10. I find the application has been brought under the incorrect section of the Law. However the overriding objectives of ensuring justice to parties will mean that the court can only exercise it’s revisionary powers within the ambits of Article 165(6) and (7) of the Constitution andSection 362 as read with Section 364 of the Criminal Procedure Code (Cap 75 of the laws of Kenya) that grant the court powers of review. The Sections provide as follows:

“The High court may call for and examine the record of any criminal proceedings before any subordinate court for the purpose of satisfying itself as to the correctness, legality or propriety of any finding, sentence or order recorded or passed, and as to the regularity of any proceedings of any such subordinate court.”

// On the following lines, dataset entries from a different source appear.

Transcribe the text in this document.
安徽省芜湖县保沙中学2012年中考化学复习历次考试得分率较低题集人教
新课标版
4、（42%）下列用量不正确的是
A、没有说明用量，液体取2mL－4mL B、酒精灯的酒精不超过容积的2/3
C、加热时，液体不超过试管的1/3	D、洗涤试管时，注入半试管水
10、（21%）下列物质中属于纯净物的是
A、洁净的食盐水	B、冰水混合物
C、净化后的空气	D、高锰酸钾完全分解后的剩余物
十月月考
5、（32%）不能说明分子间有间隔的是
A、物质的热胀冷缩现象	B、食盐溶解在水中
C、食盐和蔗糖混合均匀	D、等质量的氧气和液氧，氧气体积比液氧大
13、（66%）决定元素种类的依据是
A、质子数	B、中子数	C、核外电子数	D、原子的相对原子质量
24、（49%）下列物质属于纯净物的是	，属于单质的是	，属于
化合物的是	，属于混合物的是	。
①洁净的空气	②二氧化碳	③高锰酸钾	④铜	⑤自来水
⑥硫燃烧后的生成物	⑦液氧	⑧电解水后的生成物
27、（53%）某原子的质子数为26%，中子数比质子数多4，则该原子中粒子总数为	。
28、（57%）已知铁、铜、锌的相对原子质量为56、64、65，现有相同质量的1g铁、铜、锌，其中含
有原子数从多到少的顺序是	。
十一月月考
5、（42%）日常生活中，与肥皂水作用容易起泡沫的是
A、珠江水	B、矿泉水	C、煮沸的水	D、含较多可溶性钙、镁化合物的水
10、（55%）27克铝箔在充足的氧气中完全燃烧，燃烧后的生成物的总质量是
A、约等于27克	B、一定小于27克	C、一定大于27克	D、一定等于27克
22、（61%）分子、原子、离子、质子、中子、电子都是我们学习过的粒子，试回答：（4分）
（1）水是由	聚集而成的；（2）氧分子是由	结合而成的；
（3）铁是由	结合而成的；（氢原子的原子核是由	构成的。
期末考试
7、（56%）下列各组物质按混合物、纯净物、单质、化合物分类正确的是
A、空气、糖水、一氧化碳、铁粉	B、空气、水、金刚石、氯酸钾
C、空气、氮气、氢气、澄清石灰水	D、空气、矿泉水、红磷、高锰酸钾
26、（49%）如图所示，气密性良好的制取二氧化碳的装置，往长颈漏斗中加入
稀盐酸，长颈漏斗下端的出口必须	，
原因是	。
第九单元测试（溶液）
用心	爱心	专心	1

In the case of a proceeding in a subordinate court the record of which has been called for or which has been reported for orders, or which otherwise comes to its knowledge, the high court may in the case of conviction, exercise any of the powers conferred on it as a court of appeal by sections 354,357 and 358, and may enhance the sentence; in the case of any other order than an order of acquittal, alter or reverse the order.

No order under this section shall be made to the prejudice of an accused person unless he has had an opportunity of being heard either personally or by an advocate in his own defence;

Provided that this subsection shall not apply to an order made where a subordinate court has failed to pass a sentence which it was required to pass under the written law creating the offence concerned.

Where the sentence dealt with under this section has been passed by a subordinate court, the High Court shall not inflict a greater punishment for the offence which in the opinion of the High Court the accused has committed than might have been inflicted by the court which imposed the sentence;

Nothing in this section shall be deemed to authorize the High Court to convert a finding of acquittal into one of conviction;

When an appeal lies from a finding, sentence or order, and no appeal is brought, no proceedings by way of revision shall be entertained at the instance of the party who could have appealed.”

11. The copies of the lower court record availed herein shows that the applicant was duly convicted on his own plea of guilty. The trial court received a social inquiry report by the Probation officer and sentenced the applicant to 18 months imprisonment. At that time the applicant’s wife had not made any move to withdraw the complaint. The trial court could not be faulted in the circumstances.

12. It appears that circumstances have now changed going by the complainant’s wish to forgive the applicant. I am sure that were the probation officer to do another report, the same would be favourable to the applicant. The applicant’s wife appeared in court and confirmed that she has forgiven the applicant and requires him to join her so that they provide for their children. This then requires this court to intervene in the circumstances. However as pointed out above, the issue of withdrawal of complaint has already been overtaken by events since the trial court is already functus officio. The only suitable intervention herein would be to grant the applicant a non custodial sentence. I find the suitable sentence in the circumstances would be to order him to serve under probation for the period given by the trial court.

13. In the circumstances foregoing, the application for revision is merited. The trial court’s sentence is hereby set aside and substituted with an order that the applicant herein do serve under probation for a period of Eighteen months from 24th April 2018. The applicant has already served the sentence.  He is hereby ordered released from custody forthwith unless otherwise lawfully held.

It is so ordered.

Dated and Delivered at Machakos this 16th  day of May, 2019.